I've been using twitter's elephantbird and have been very happy with
it so far. Here's an example of parsing a nested json with it:
json_eb = LOAD '$IN_DIRS' USING
com.twitter.elephantbird.pig.load.JsonLoader('-nestedLoad') as
(json:map[]);
--parse json with twitter's library
parsed0 = FOREACH json_eb GENERATE STRSPLIT(json#'id',':').$2 AS
tweetId:chararray, STRSPLIT(json#'actor'#'id',':').$2 AS
userId:chararray, json#'postedTime' AS postedTime:chararray,
json#'twitter_entities'#'urls' AS
userPostedLinks:bag{T:(urlTypes:map[])};
On Wed, May 22, 2013 at 10:01 AM, Thomas Edison
<[email protected]> wrote:
> Hi all,
>
> I have a two fields in my pig input file.

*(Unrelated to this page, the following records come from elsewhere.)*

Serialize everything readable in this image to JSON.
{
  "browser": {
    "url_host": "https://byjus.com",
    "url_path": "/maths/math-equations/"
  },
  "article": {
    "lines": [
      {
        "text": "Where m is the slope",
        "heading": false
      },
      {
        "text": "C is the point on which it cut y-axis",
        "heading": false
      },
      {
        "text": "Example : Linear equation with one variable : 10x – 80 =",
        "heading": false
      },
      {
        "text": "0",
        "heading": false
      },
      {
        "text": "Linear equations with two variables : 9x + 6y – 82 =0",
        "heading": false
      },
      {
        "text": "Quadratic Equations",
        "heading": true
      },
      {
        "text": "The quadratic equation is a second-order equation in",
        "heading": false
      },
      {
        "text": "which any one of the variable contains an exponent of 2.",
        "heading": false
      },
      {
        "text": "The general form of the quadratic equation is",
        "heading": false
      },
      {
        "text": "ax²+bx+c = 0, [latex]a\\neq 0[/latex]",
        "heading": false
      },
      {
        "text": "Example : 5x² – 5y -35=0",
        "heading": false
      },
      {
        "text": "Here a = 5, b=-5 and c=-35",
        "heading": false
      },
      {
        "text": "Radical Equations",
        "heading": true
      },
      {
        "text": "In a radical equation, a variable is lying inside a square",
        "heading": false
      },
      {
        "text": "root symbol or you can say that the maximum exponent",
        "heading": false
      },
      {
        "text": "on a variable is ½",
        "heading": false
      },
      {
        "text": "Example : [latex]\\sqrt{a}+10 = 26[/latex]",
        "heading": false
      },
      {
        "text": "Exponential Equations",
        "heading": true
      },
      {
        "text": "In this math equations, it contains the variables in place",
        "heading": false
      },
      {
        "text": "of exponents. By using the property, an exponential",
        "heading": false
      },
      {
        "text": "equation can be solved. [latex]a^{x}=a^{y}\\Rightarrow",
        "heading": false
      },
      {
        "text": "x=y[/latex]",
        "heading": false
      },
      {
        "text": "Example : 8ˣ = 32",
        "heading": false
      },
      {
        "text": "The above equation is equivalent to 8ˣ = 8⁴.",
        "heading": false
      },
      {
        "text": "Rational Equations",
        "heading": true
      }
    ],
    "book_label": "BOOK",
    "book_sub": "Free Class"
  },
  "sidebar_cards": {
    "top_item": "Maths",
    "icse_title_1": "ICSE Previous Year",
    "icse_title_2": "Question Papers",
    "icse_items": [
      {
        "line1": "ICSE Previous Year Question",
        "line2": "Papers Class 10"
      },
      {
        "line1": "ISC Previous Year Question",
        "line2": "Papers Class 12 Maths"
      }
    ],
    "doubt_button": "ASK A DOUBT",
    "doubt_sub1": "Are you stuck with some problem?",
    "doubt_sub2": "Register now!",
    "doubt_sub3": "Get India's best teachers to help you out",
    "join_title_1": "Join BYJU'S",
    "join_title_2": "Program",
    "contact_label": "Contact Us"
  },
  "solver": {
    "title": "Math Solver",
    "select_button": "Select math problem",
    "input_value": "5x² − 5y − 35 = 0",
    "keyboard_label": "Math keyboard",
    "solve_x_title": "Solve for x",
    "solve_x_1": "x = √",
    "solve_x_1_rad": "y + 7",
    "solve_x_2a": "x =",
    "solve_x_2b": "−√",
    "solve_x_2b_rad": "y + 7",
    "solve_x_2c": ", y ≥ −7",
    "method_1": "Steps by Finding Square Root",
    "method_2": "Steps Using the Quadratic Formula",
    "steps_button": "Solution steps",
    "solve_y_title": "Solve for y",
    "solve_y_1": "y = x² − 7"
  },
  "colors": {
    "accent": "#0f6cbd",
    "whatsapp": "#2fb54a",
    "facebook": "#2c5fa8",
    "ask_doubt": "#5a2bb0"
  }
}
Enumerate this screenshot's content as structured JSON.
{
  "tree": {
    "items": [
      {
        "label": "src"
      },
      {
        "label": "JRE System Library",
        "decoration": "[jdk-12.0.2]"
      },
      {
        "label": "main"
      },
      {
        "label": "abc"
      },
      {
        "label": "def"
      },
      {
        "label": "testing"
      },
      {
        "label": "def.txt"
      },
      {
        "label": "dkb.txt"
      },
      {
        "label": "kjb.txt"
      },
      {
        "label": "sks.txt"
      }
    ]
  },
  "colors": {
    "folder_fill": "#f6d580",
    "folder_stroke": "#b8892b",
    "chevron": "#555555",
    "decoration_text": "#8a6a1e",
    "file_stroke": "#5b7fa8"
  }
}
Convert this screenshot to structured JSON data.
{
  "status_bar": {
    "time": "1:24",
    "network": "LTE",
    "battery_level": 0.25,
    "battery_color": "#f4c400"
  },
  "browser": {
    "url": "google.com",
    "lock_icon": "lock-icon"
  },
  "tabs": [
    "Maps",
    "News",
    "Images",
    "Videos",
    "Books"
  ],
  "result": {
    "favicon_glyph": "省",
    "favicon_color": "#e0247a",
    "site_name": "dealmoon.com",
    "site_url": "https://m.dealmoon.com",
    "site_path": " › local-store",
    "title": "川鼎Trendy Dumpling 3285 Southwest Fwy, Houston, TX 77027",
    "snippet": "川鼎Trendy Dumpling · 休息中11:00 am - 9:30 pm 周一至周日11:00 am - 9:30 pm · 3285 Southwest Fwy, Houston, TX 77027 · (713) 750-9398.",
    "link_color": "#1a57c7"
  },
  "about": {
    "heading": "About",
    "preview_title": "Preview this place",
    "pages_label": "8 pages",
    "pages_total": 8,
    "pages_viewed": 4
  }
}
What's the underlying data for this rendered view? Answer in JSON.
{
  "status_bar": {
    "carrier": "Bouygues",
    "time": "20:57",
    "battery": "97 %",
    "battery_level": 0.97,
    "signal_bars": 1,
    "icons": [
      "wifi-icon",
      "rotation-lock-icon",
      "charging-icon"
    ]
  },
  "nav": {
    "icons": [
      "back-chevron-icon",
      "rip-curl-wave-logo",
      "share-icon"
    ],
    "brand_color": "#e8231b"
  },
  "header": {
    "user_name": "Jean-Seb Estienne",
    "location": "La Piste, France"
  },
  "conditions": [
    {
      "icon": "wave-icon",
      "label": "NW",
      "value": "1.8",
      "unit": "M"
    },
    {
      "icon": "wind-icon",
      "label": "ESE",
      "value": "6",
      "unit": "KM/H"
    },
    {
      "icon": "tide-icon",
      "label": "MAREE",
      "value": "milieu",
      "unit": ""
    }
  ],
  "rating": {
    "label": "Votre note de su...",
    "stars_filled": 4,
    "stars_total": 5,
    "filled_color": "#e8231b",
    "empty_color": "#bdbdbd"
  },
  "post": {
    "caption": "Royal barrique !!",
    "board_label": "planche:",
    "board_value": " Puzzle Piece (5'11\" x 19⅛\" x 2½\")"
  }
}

Let's say product_id and
> description. Description is a JSON objects that actually describes the
> product.
>
> Is there anything in Pig other than writing a custom UDF to parse the JSON
> object so that I can have some like product_id, product_property,
> product_property_value? Product_property and product_value are parsed from
> the description JSON object. Also one product could have multiple
> product_property.
>
> Thanks.
>
> T.E.